According to Forbes, the first conversation to have pertains to individual productivity. Ask your employees, quite simply, what their productivity indicators are. Since you can’t rely on popping into the office to see who is working on a project and who is beating their Snake score, knowing how your employees quantify productivity is the next-best thing. This may lead to a conversation about what you want to see in return, which is always helpful for your employees to know.

Another thing to discuss with your employees regards communication. Determining which avenues of communication are appropriate, which ones should be reserved for emergencies, and which ones are completely off the table is key. For example, you might find that most employees are comfortable texting each other while you prefer Slack or email updates. Setting that boundary ahead of time and making it “office” policy will help prevent strain down the road.

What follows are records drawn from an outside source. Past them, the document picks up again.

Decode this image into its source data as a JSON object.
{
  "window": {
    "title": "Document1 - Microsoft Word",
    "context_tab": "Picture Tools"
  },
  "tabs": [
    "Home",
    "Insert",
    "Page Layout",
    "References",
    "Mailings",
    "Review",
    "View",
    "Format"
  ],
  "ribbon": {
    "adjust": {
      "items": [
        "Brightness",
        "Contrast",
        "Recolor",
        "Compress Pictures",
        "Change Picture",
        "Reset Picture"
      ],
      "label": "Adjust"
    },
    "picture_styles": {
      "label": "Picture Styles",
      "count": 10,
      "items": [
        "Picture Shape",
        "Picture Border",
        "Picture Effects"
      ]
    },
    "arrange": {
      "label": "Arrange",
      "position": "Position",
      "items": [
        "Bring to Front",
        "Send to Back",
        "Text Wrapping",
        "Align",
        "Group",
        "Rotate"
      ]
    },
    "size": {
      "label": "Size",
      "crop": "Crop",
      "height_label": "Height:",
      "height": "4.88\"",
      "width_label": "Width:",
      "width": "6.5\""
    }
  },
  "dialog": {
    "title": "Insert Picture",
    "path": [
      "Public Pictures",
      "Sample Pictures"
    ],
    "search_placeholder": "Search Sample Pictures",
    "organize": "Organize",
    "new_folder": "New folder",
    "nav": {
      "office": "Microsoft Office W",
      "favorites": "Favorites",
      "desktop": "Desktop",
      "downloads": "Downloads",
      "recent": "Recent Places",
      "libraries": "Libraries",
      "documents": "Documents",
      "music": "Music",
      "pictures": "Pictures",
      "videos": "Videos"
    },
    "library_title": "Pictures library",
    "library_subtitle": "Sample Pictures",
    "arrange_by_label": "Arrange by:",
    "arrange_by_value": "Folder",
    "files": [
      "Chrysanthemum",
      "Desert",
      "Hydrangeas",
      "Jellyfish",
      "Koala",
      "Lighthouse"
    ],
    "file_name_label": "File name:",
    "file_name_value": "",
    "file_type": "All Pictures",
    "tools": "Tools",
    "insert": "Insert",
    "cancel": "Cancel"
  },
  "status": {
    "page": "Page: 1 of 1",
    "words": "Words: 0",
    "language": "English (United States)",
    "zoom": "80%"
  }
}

Finally, checking in with your employees about their expectations is also important. If you can discuss the sticky issue of who deals with what, whose job responsibilities overlap, and what each person is predominantly responsible for, you’ll negate a lot of stress later. Knowing exactly which of your employees specialize in specific areas is good for you, and it’s good for the team as a whole.

With these 3 discussions out of the way, you can turn your focus to more nebulous concepts, the first of which pertains to hiring. Loop your employees in and ask them how they would hire new talent during this time; what aspects would they look for, and how would they discern between candidates without being able to meet in-person? It may seem like a trivial conversation, but having it will serve to unify further your team—so it’s worth your time.

The last crucial conversation, per Forbes, is simple: Ask your employees what they would prioritize if they became CEOs tomorrow. There’s a lot of latitude for goofy responses here, but you’ll hear some really valuable—and potentially gut-wrenching—feedback you wouldn’t usually receive. It never hurts to know what your staff prioritize as idealists.

Unifying your staff can be difficult, but if you start with these conversations, you’ll be well on your way to a strong team during these trying times.